Jadé Fadojutimi: Can we see the colour green because we have a name for it? at The Hepworth, Wakefield, UK
Jadé Fadojutimi often cites Japan as a major influence on her large-scale works that radiate with colour and energy where sweeping, confident brush strokes stretch from one edge of the canvas to the other. She has travelled there multiple times since 2016. She notes that she is “still trying to understand what that is” that draws her and leaves her feeling more inspired than before.[1] The exact influence on her work is clearly very internal, a personal soothing intuition but this magnetism is hinted at where she seems to be rummaging through the elements on her canvas, searching for something just out of reach. Something most people do daily in their bag or coat pockets. With Fadojutimi it’s not so much what is being noticed but why it’s being noticed at all.
One monumental piece almost envelops the wall, in Empress of the Plants, she conjures a heavenly landscape depicting familiar but abstracted features of the natural world. Alluding to layers of vegetation, a horizon or a gigantic primeval creature, these elements express a mental state rather than defining anything specific. This layered ‘foliage’ is reminiscent of Monet whose paintings of nature were unpressured and unfixed in their depiction. Both artists have made odes to nature and the vitality that seeps out from it. Similarly in A Permeable Existence, dark spiralling mauve and blue lines trail across patches of white and pale pink, reminiscence of rock pools with their treasures blanketed by aqueousness. Other works feel like you’re standing in front of a stained-glass window, as if a light box is just behind which reveals more detail between pools of light.
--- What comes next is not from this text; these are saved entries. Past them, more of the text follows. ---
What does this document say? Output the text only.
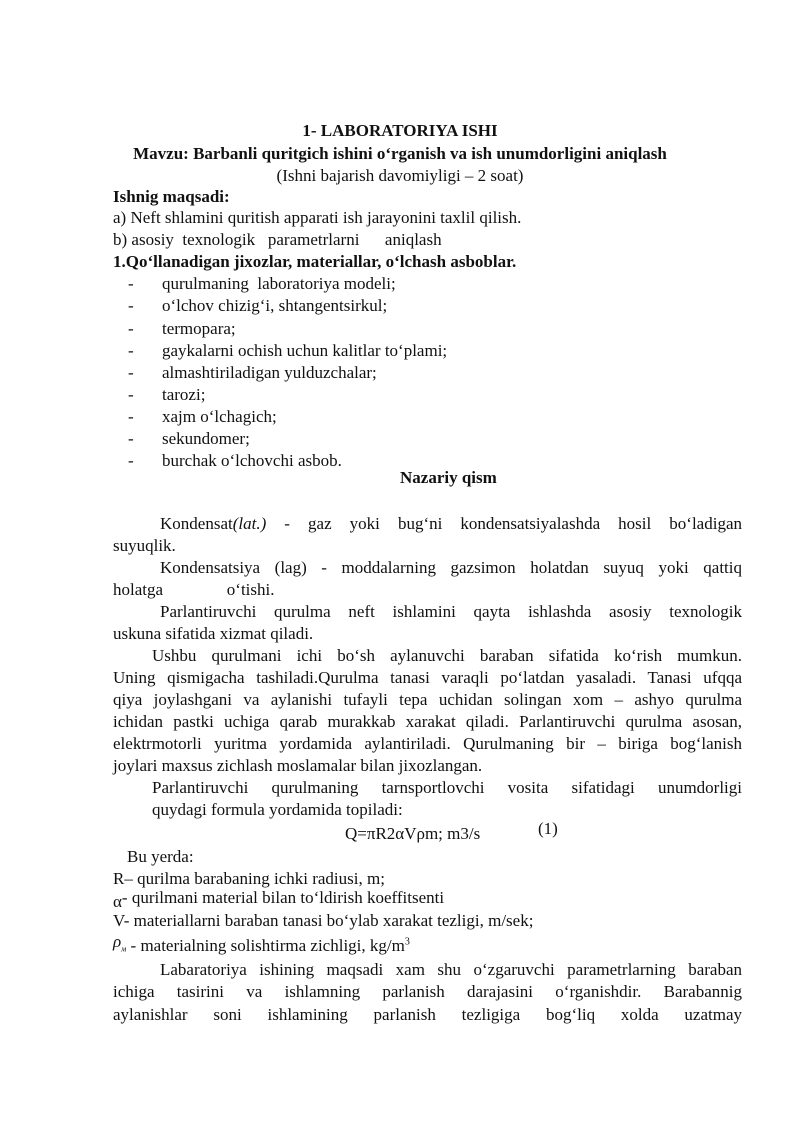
1- LABORATORIYA ISHI
Mavzu: Barbanli quritgich ishini o‘rganish va ish unumdorligini aniqlash
(Ishni bajarish davomiyligi – 2 soat)
Ishnig maqsadi:
a) Neft shlamini quritish apparati ish jarayonini taxlil qilish.
b) asosiy  texnologik   parametrlarni      aniqlash
1.Qo‘llanadigan jixozlar, materiallar, o‘lchash asboblar.
- qurulmaning  laboratoriya modeli;
- o‘lchov chizig‘i, shtangentsirkul;
- termopara;
- gaykalarni ochish uchun kalitlar to‘plami;
- almashtiriladigan yulduzchalar;
- tarozi;
- xajm o‘lchagich;
- sekundomer;
- burchak o‘lchovchi asbob.
Nazariy qism
Kondensat(lat.) - gaz yoki bug‘ni kondensatsiyalashda hosil bo‘ladigan
suyuqlik.
Kondensatsiya (lag) - moddalarning gazsimon holatdan suyuq yoki qattiq
holatga               o‘tishi.
Parlantiruvchi qurulma neft ishlamini qayta ishlashda asosiy texnologik
uskuna sifatida xizmat qiladi.
Ushbu qurulmani ichi bo‘sh aylanuvchi baraban sifatida ko‘rish mumkun.
Uning qismigacha tashiladi.Qurulma tanasi varaqli po‘latdan yasaladi. Tanasi ufqqa
qiya joylashgani va aylanishi tufayli tepa uchidan solingan xom – ashyo qurulma
ichidan pastki uchiga qarab murakkab xarakat qiladi. Parlantiruvchi qurulma asosan,
elektrmotorli yuritma yordamida aylantiriladi. Qurulmaning bir – biriga bog‘lanish
joylari maxsus zichlash moslamalar bilan jixozlangan.
Parlantiruvchi qurulmaning tarnsportlovchi vosita sifatidagi unumdorligi
quydagi formula yordamida topiladi:
Q=πR2αVρm; m3/s	(1)
Bu yerda:
R– qurilma barabaning ichki radiusi, m;
α- qurilmani material bilan to‘ldirish koeffitsenti
V- materiallarni baraban tanasi bo‘ylab xarakat tezligi, m/sek;
$\rho_м$ - materialning solishtirma zichligi, $kg/m^3$
Labaratoriya ishining maqsadi xam shu o‘zgaruvchi parametrlarning baraban
ichiga tasirini va ishlamning parlanish darajasini o‘rganishdir. Barabannig
aylanishlar soni ishlamining parlanish tezligiga bog‘liq xolda uzatmay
These pools illuminate Fadojutimi’s compositional mastery, suggestions of microbes, algae and bacteria, a petri dish of forms that bring you back to biology lessons and battered microscopes, futuristic and prehistoric at the same time. Something a viewer would recognise as much deeper and older than just abstract structures.
Fadojutimi works primarily at night while during the day, her assistants come to harvest the fruit and prepare her studio for the next. To prefer to work when the sun is down when effectively everyone else is asleep is a dedicated choice. Anyone who’s ever worked night shifts will understand the paradoxical feeling of being awake and working at witching hour, both strange and lonely but also stolen time. It prompts a sense of truthfulness as if being hidden from daylight might equal loss of one’s inhibitions and so less judgement and more freedom. For Fadojutimi it provides the focus and safety needed to unleash her raw energy and emotion onto the canvas which feels a privilege to be able to witness.